You have a role you need to fill, general requirements, and a benefits package and salary range to create a job listing. It’s that job listing that prompts a change-up.
Instead of outlining arbitrary requirements, focus on what you really need for the role. Some positions will need licensing or education, but not always. Think about whether you’re eliminating possible candidates based on requirements that are really more preferences.
For example, do you need 5+ or 10+ years of experience? Is a degree required for the role, or just a nice bonus? Do you need just that specific degree, or would related degrees provide a lot of the same information?
Most importantly, are any of these requirements so set in stone that you’re willing to prescreen based on them, never seeing a portion of the applicants?
The years of experience is a particularly tricky one. If you need a mid-level employee and ask for 5 years of experience, you’re getting an employee who’s squarely in the middle of where they need to be. That shortens your training time, but how much can you get out of the employee before they outgrow their role?
If you hire someone who’s approaching that experience level, you have an opportunity to help them grow into it. Remember, the skills that can’t be taught, such as adaptability, teamwork, and personal engagement, are more important than teachable skills like proficiency with a specific software.
Once you figure out what you really need, you can screen candidates effectively and start your interview process. And here’s where you really change things up.
Instead of asking the standard questions, consider a new approach that tests creativity and gives you an idea of how they’ll perform in the position.
Present them with a problem your company is currently facing and ask how they would solve it.
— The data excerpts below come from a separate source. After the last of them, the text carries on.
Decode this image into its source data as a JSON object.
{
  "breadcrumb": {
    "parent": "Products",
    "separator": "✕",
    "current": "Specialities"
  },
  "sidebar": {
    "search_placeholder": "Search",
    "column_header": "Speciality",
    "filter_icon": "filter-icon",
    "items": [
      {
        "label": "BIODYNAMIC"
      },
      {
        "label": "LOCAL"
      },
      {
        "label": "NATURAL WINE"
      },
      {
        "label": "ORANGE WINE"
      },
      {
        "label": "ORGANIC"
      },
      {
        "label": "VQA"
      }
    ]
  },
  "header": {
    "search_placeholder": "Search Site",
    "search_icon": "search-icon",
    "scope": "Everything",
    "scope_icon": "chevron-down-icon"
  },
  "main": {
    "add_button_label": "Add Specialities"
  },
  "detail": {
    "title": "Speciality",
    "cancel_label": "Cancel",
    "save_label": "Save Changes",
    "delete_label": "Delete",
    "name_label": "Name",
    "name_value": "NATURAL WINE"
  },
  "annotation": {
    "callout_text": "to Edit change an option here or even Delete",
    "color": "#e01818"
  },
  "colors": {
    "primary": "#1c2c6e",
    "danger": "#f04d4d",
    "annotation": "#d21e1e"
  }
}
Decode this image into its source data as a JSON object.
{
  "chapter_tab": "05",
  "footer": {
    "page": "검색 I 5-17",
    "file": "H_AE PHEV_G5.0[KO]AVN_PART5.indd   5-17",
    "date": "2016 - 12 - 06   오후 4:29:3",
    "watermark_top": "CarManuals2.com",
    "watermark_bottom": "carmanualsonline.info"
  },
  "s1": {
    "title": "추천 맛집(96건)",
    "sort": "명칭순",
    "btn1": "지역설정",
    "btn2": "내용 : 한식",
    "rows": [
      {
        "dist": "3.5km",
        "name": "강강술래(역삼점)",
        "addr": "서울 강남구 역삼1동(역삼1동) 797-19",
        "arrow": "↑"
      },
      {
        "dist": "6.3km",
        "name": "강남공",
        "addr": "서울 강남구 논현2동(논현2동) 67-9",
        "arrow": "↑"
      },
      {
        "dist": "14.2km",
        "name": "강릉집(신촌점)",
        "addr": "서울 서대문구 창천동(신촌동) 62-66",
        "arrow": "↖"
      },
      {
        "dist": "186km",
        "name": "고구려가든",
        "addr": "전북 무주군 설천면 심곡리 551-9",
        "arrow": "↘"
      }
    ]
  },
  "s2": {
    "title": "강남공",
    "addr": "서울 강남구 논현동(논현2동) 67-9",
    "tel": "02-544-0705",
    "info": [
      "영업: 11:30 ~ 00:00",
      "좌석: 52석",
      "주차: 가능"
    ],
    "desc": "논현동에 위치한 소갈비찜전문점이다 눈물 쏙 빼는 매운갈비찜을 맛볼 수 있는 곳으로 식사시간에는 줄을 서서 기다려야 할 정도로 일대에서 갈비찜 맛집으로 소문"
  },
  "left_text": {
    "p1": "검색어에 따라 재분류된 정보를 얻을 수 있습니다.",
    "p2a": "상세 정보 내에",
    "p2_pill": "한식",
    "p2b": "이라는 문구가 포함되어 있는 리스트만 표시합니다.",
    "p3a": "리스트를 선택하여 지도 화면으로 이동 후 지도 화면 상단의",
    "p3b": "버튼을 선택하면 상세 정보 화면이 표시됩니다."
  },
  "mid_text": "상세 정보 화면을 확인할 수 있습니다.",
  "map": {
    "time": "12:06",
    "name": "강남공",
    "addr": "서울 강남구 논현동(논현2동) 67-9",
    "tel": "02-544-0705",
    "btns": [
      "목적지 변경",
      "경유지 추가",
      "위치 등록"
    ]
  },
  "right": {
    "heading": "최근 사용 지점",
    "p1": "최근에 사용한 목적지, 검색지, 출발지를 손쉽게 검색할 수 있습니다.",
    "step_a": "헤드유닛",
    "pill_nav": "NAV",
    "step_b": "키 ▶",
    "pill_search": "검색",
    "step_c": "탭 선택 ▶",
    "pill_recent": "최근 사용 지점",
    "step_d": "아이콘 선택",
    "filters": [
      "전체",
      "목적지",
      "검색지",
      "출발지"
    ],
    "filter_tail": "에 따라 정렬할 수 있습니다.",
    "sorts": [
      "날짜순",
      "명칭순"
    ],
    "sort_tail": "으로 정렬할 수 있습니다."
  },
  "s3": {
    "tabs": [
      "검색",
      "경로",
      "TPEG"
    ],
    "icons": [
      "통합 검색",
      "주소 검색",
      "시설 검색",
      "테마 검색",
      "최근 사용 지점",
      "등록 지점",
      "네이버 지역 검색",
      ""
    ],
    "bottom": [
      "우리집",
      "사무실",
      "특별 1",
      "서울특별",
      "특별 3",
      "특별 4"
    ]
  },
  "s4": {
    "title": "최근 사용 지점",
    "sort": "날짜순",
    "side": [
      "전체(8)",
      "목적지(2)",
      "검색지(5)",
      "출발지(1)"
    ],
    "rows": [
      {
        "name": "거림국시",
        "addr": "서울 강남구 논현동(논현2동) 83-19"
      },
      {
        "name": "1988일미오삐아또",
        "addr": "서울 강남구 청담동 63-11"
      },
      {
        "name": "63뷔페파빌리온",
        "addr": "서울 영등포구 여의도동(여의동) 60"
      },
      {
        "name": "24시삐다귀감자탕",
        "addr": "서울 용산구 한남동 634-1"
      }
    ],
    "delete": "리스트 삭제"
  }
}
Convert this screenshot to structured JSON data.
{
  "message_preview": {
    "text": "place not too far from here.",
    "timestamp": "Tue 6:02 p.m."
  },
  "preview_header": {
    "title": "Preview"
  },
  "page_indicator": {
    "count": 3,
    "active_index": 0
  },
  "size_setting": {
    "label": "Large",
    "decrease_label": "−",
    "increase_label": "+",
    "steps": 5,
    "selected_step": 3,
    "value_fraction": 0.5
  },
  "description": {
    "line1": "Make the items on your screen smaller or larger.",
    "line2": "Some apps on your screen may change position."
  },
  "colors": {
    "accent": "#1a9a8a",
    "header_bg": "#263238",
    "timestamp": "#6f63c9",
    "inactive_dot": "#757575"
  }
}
For example, tell them you’re struggling to attract a certain audience and ask what they would do differently.
The answers they offer will showcase their creativity, how well they understand your company and the role, and how they can be an asset to your team.
Revamp Your Hiring Process for Long-Term Success
Talent has a bit of an upper hand in the job market now. The interview goes both ways, so if you want to attract the best talent, develop a better hiring process that tests creativity.